Lars Werge, demokrasilerde, halkın haber alma özgürlüğünün kısıtlanamayacağını, medya ve gazeteciler üzerinde baskı uygulanamayacağını belirterek “Çok kötü bir durum. Özgür medyaya saldırıya gazeteciler cemiyeti olarak büyük bir endişe ile bakıyoruz. Avrupa ve uluslararası Gazeteciler cemiyetleri ile temasa geçip uluslararası platformda bir girişimde bulunulup bulunulmadığını soracak ve  Türkiye’deki üyelerimiz ve meslektaşlarımızın güvenli ortamlarda çalışma imkanlarının sağlanmasını isteyeceğiz” dedi.

“TÜRKİYE MEDYANIN BASKI ALTINDA OLDUĞU BİR ÜLKE HALİNE GELMİŞTİR”

Türkiye’de gözaltına alındıktan sonra serbest bırakılan İngiliz gazeteciler ve Türk gazeteciler üzerindeki baskıları değerlendirilen Lars Werge, “Özgür basın ve özgür gazetecilikten bahsettim. Türkiye, özgür basın ve gazetecilikten ayrılıp, basın ve gazetecilerin saldırı altında olduğu bir ülke haline gelmiştir. Yetkililer ve siyasiler tarafından basın özgür bırakılmamaktadır. Bu çok ciddi, endişe ve acı verici bir durumdur. Benim gözümde Türkiye artık eski Türkiye değildir.

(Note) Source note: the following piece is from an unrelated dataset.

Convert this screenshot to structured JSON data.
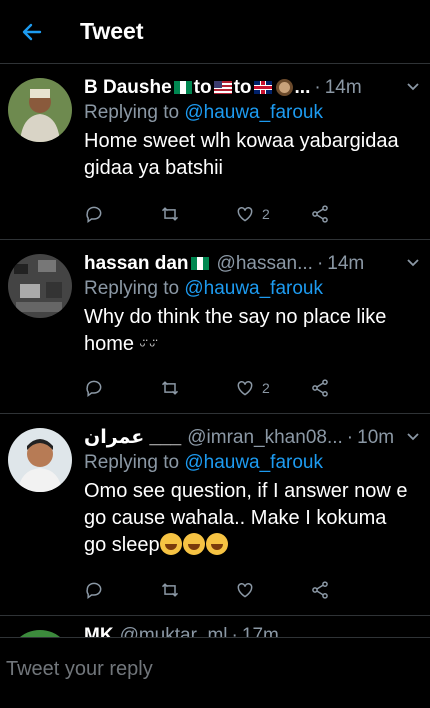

Çünkü Demokrasi demek iktidarı kontrol eden özgür basın demektir” dedi.

“MEDYAYA YAPILAN SALDILAR KABUL EDİLEMEZ”

Lars Werge, “Cumhurbaşkanı Erdoğan’ın açıklamaları ile Hürriyet’i hedef göstermesi kabul edilemez. Böyle bir şeyi kabul etmek mümkün değildir. Siyasiler, Danimarka, AB olarak bu duruma mesafe koyarak kınamak gerekir. Bunu daha önce yaptık şimdi de yapmalıyız. Medyaya yapılan her saldırı kabul edilemez. Hele yapılan saldırı Türkiye’nin en büyük medya kuruluşuna yapılıyorsa” diye konuştu.

“ERDOĞAN VE DİĞER GÜÇLER MAALESEF BASIN ÖZGÜRLÜĞÜNÜ ANLAYAMAMIŞTIR”

Avrupa ve Türkiye’deki demokratik güçlere de bir mesaj gönderen Lars Werge “Kopenhag’da oturup da ne yapılması gerektiğini söylemek kolay ama uluslararası dayanışma içinde olmamız, Avrupa ve diğer ülkelerdeki gazeteciler ve medya kuruluşları ile işbirliği yaparak oluşturduğumuz ağ ile Türkiye’deki hükümet ve Erdoğan’a, diğer güçlere baskı uygulamamız gerekir. Çünkü omuz omuza vererek, Türkiye ve diğer ülkelerde özgür medyayı garanti altına almalıyız. Medya benim için senin yaptığın iş yani gerekirse kritik sorular sorarak, eleştirerek edinilen bilgileri halka aktarmaktır. Örneğin siyasi oyunlarda neler olduğunu anlatmaktır. Ama bu anlayış maalesef Erdoğan ve diğer yönetim güçleri tarafından bir türlü anlaşılamamıştır çok yazık” dedi.